7. A Division Bench of this Court in Sri Lakshmindra Theertha Swamiar of Sri Shirur Dutt v. Commissioner, Hindu Religious Endowments - : AIR1952Mad613 held :
'A writ prohibition lies to prevent an inferior tribunal from exceeding it jurisdiction or even from assuming a jurisdiction which does not vest in it under law. It also lies if a provision of a statute is contravened by the tribunal or even if any principles of law are contravened.'
8. A writ of prohibition is not the appropriate remedy when there is no inherent lack of jurisdiction for the appellants to take further action in pursuance of the show cause notice issued by them. Such a writ cannot be issued where the appellants, in exercise of the powers vested in them, are in the fact-finding stage.
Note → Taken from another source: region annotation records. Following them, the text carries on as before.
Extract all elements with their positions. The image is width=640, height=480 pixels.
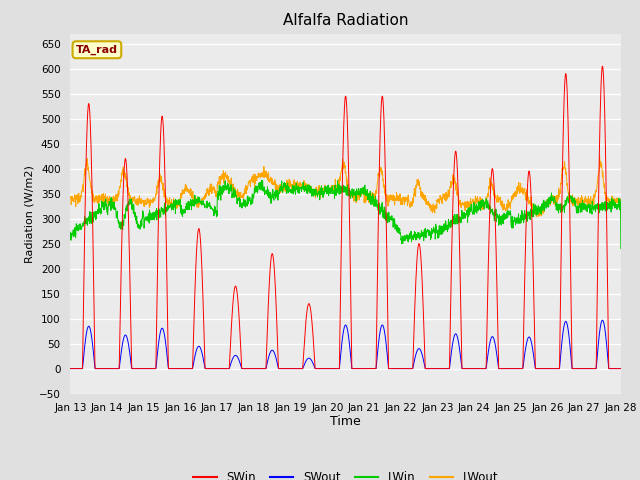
SWin <box>362 366 369 372</box>
LWout <box>362 200 369 206</box>
SWout <box>568 366 576 372</box>
Y-axis label: Radiation (W/m2): Radiation (W/m2) <box>24 165 35 263</box>
SWin <box>67 366 74 372</box>
SWout <box>584 366 591 372</box>
LWin <box>374 203 381 208</box>
SWin <box>598 63 606 69</box>
SWout <box>598 317 606 323</box>
LWout <box>374 180 381 186</box>
SWin <box>568 366 576 372</box>
LWin <box>67 229 74 235</box>
LWin <box>584 204 591 210</box>
LWin <box>506 212 513 218</box>
LWout <box>584 204 591 209</box>
SWout <box>374 352 381 358</box>
SWin <box>617 366 625 372</box>
SWin <box>506 366 513 372</box>
LWout <box>67 193 74 199</box>
SWout <box>67 366 74 372</box>
LWin <box>617 246 625 252</box>
Line: LWin: LWin <box>70 180 621 249</box>
LWout <box>220 180 228 186</box>
SWout <box>362 366 369 372</box>
SWout <box>617 366 625 372</box>
LWout <box>506 202 513 207</box>
LWin <box>568 200 576 206</box>
LWin <box>362 186 369 192</box>
Line: SWout: SWout <box>70 320 621 369</box>
Title: Alfalfa Radiation: Alfalfa Radiation <box>283 13 408 28</box>
SWin <box>220 366 228 372</box>
Legend: SWin, SWout, LWin, LWout: SWin, SWout, LWin, LWout <box>188 466 503 480</box>
LWout <box>568 201 576 207</box>
Line: SWin: SWin <box>70 66 621 369</box>
SWout <box>220 366 228 372</box>
LWin <box>220 186 228 192</box>
X-axis label: Time: Time <box>330 415 361 428</box>
LWout <box>617 216 625 221</box>
SWout <box>506 366 513 372</box>
LWout <box>596 153 604 159</box>
Text: TA_rad: TA_rad <box>76 45 118 55</box>
Line: LWout: LWout <box>70 156 621 218</box>
SWin <box>374 279 381 285</box>
SWin <box>584 366 591 372</box>
LWin <box>258 177 266 183</box>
Their exercise of jurisdiction depends upon the existence of certain facts, and a writ of prohibition cannot be issued before they had the opportunity of considering the jurisdictional facts. The learned Judge held that the stand taken by the respondent's attorney that the contracts in question are works contract is not conclusive and it is for the appellants to ascertain the correct facts and establish the same. It is precisely for the same reason the show cause notices were issued to the respondent. As there is no absence or excess of jurisdiction or any contravention of law established at this stage, a writ of prohibition cannot be issued.
9. In the result, the appeals are allowed with costs, and the appellants are at liberty to take further proceedings accordance with law, in pursuance of the show cause notices issued by them. Counsel's fee Rs. 250 one set.
(After the judgment the Court made the following orders) :
10. The Order of the Court was made by Singh, C.J. - After judgment was delivered in the above case, an oral prayer has been made by the learned counsel for the respondent for certificate of appeal to the Supreme Court under article 133(1) of the Constitution of India. After hearing the learned counsel, we are not satisfied that any substantial question of law of general importance arises in this case, which in our opinion, needs to be decided by the Supreme Court. The oral prayer for certificate is accordingly refused.